Poche calorie. Il medico guspinese fu tra coloro che la Commissione parlamentare d'indagine sulle condizioni dei minatori della Sardegna convocò in audizione, nel maggio del 1908. L'audizione si tenne nel Municipio di Guspini e Loi, che era anche l'ufficiale sanitario di quel comune, ebbe modo di sottolineare come la dieta povera dei minatori non garantisse loro calorie sufficienti e questo costituiva per lui un fattore decisivo, insieme alla inalazione delle polveri in miniera, di una più forte diffusione della tubercolosi tra essi.

L’inferno dei pozzi.
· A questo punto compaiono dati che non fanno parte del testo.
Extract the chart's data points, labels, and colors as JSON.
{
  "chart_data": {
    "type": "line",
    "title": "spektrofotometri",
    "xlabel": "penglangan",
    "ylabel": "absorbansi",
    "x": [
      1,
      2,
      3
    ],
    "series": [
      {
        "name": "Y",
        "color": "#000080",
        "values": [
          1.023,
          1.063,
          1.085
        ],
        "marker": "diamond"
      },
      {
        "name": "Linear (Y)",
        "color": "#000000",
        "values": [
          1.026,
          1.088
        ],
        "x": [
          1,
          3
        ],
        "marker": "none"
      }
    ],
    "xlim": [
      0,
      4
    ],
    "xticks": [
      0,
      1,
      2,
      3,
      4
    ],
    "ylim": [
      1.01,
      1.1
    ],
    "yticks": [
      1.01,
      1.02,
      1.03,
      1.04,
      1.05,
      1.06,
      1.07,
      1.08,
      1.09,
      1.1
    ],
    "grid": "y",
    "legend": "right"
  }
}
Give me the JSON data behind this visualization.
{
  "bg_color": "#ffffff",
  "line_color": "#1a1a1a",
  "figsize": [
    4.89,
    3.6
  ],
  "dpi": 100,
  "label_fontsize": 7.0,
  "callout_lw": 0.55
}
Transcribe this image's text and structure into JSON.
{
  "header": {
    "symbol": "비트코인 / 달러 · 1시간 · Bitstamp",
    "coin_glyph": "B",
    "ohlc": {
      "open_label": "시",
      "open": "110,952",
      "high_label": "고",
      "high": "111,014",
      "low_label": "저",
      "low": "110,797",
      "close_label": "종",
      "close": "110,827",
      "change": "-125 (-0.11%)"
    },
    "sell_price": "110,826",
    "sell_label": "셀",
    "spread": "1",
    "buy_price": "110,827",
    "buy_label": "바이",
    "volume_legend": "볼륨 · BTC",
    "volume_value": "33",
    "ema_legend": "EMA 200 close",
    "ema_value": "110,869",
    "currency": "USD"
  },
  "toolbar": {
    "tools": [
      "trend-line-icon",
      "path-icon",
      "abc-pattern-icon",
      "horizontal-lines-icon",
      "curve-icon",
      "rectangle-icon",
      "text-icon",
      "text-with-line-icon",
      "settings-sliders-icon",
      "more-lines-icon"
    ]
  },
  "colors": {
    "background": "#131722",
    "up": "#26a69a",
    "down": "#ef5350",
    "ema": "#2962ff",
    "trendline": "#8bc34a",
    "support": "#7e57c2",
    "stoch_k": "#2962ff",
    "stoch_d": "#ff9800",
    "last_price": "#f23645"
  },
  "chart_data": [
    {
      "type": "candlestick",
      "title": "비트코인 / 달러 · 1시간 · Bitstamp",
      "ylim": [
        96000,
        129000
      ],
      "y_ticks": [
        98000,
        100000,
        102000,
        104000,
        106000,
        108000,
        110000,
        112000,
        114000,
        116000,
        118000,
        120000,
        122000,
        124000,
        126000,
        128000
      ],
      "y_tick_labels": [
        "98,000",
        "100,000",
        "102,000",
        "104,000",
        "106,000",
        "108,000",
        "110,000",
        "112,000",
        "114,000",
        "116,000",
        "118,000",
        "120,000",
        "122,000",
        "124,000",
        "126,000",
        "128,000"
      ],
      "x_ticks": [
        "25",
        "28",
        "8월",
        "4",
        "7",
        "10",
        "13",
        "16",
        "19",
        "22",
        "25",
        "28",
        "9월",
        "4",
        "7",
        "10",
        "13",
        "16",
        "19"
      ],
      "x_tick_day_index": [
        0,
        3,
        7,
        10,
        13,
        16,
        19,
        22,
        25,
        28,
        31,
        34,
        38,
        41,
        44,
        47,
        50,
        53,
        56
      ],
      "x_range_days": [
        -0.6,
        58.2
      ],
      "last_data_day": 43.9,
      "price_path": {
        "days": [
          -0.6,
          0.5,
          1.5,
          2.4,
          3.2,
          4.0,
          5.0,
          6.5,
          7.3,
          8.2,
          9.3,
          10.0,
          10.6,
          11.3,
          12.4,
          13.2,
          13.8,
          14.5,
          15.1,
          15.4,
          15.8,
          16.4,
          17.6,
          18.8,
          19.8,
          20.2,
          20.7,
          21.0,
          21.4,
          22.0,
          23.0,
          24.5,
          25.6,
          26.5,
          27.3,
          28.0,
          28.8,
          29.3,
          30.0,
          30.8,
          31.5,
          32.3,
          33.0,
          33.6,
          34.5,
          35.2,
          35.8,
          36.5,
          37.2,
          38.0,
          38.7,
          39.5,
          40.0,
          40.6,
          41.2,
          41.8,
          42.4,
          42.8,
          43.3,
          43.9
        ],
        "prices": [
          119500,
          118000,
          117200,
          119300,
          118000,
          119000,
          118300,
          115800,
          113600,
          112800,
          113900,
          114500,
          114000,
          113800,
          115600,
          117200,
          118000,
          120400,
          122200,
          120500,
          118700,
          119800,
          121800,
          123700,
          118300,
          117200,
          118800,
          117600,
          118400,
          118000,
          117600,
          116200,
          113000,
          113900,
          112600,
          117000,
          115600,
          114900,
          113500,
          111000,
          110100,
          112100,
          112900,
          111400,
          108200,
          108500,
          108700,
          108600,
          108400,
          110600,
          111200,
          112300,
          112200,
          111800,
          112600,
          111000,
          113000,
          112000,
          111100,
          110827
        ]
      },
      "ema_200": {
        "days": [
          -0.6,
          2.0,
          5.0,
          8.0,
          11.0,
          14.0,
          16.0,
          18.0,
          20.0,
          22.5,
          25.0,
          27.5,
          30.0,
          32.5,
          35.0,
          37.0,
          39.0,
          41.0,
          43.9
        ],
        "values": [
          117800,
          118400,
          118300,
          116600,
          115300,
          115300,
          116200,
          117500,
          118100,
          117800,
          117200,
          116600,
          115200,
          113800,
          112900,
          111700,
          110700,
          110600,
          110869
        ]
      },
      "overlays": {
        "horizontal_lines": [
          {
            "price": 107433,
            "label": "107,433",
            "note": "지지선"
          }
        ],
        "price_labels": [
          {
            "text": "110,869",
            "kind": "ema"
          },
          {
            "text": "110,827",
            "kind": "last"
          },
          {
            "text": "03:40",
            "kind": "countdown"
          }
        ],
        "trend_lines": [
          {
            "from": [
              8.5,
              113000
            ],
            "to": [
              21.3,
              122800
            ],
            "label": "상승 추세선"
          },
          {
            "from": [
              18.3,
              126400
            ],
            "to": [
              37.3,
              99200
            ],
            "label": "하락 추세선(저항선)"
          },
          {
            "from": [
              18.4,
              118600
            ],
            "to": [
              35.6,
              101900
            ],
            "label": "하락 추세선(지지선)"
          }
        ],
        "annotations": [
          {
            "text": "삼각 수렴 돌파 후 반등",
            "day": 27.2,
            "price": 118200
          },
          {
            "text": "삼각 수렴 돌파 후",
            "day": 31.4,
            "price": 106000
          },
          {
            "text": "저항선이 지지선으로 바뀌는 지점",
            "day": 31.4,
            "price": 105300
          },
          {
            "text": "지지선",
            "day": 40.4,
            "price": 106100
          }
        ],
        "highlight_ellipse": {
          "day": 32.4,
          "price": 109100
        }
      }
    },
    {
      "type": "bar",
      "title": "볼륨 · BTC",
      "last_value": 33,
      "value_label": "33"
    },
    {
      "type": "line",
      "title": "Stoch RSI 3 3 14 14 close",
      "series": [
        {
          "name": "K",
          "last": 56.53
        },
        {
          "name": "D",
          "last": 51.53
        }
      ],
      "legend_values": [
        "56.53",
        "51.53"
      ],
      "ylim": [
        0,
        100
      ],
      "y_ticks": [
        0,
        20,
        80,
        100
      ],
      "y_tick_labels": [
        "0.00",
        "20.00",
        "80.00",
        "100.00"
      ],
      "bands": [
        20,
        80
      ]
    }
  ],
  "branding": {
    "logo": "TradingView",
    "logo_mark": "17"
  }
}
La relazione strettissima tra tubercolosi e lavoro nei pozzi, che Cesare Loi aveva iniziato a documentare, è stata riconsiderata settant'anni dopo, proprio a partire dalle ricerche del medico guspinese, da Pierluigi Cocco, docente di Medicina del lavoro dell'Università di Cagliari. «Il primo passo della mia carriera universitaria-ricorda il professor Cocco – fu raccogliere dai libri di matricola delle miniere di Monteponi e Montevecchio e della fonderia di San Gavino l'elenco di tutti coloro che vi operarono a qualsiasi titolo, dal 1932 al luglio 1971. Impiegammo quasi due anni a copiare a mano, in cinque, quegli enormi volumi, rilegati pesantemente e in parte danneggiati dai topi».

Alta mortalità. Si trattò poi di individuare, tra i lavoratori presenti in quegli elenchi, quelli deceduti e, per questi ultimi, la causa di morte. Molti anni di ricerche – che avrebbero prodotto due lavori pubblicati in importanti riviste scientifiche – per confermare le osservazioni empiriche di Cesare Loi, che cioè i minatori di Montevecchio morivano di tubercolosi sette volte più frequentemente rispetto agli altri sardi.